Lighthouse
- Formerly: OTA Insight
- Type: Private company
- Industry: Travel technology, Hospitality technology
- Founded: 2012
- Founders: Gino Engels, Matthias Geeroms
- Headquarters: London, United Kingdom
- Products: Commercial intelligence platform for hotels
- Number of employees: 700+
- Website: mylighthouse.com

= Lighthouse (company) =

Lighthouse (formerly OTA Insight) is a British commercial intelligence platform for the travel and hospitality industry, headquartered in London, United Kingdom. Founded in 2012 in Ghent, Belgium by Gino Engels and Matthias Geeroms, the company provides AI-powered pricing, business intelligence and revenue management tools for hotels and short-term rental operators. As of 2024 the platform is used by over 70,000 hospitality providers across 185 countries, including major chains such as Holiday Inn, Radisson and NH Hotel Group. In November 2024 the company achieved unicorn status following a $370 million Series C investment led by KKR.

== History ==
Lighthouse was founded in 2012 in Ghent, Belgium, as OTA Insight, by Gino Engels and Matthias Geeroms with the aim of solving one of the hospitality industry's persistent challenges: managing bookings, pricing and revenue efficiently. The idea originated during a trip to the London Olympics. The company later relocated its headquarters to London.

In November 2021 the company raised an $80 million Series B round led by Spectrum Equity, with participation from existing investors Eight Roads, F-Prime Capital and Highgate Technology Ventures, bringing total funding to $100 million at the time.

=== Acquisitions ===
Following the Series B, OTA Insight pursued an acquisition strategy to expand its product portfolio. In March 2022, it acquired Madrid-based vacation rental market intelligence company Transparent.
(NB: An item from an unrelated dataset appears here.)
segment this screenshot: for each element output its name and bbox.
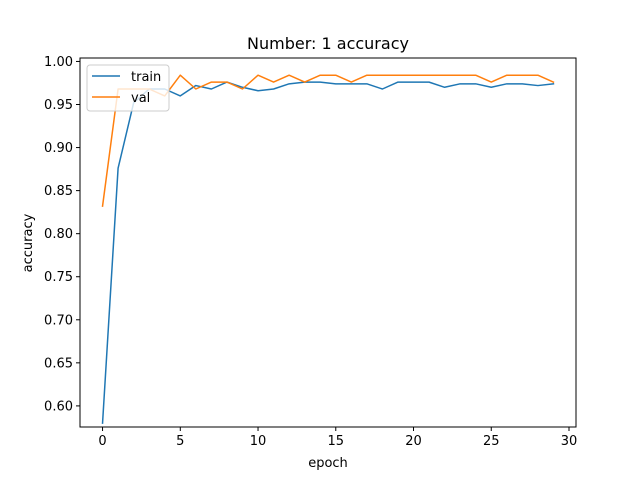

One month later, in April 2022, it acquired Dallas-based hotel revenue intelligence platform Kriya RevGen, whose Spider Analytics product streamlined data collection and reporting across hotel portfolios.

In February 2024, Lighthouse acquired Belgium-based Stardekk, a provider of hospitality channel management and distribution software founded in 2001 with over 3,000 customers in 55 countries. The acquisition was the company's third since the 2021 Series B and brought an all-in-one hotel software for managing reservations.

=== Rebrand ===
In 2023 the company rebranded from OTA Insight to Lighthouse, consolidating multiple acquired brands and products under a single unified commercial platform. The new name was chosen to symbolise the company's role in guiding hospitality operators through complex data.

=== Series C and unicorn status ===
In November 2024 Lighthouse closed a $370 million Series C round led by KKR through its Next Generation Technology III Fund, with participation from existing investors Spectrum Equity, F-Prime Capital, Eight Roads Ventures and Highgate Technology Ventures. The round valued the company at over $1 billion, making Lighthouse a unicorn and Europe's twelfth unicorn of 2024. At $370 million, the round was one of the largest for a startup headquartered in London and among the biggest in the travel sector that year. Total funding raised stands at approximately $470 million.

Stephen Shanley, KKR's Head of Tech Growth in Europe, described Lighthouse as "the leading platform in this space" with strong customer loyalty and a proven ability to deliver value across market segments.

== Product ==
Lighthouse processes over 400 terabytes of travel and market data daily and uses AI to deliver real-time insights to hospitality operators.

In 2024 the platform extended its coverage to short-term rentals alongside traditional hotels, drawing on data from over 19 million short-term rental properties globally.

== Recognition ==
Lighthouse has won the HotelTechAwards for five consecutive years (2021–2025), taking top honours in categories including rate shopping, market intelligence and business intelligence. The awards are determined annually based on customer feedback from over 2.5 million hotel industry professionals on HotelTechReport.com.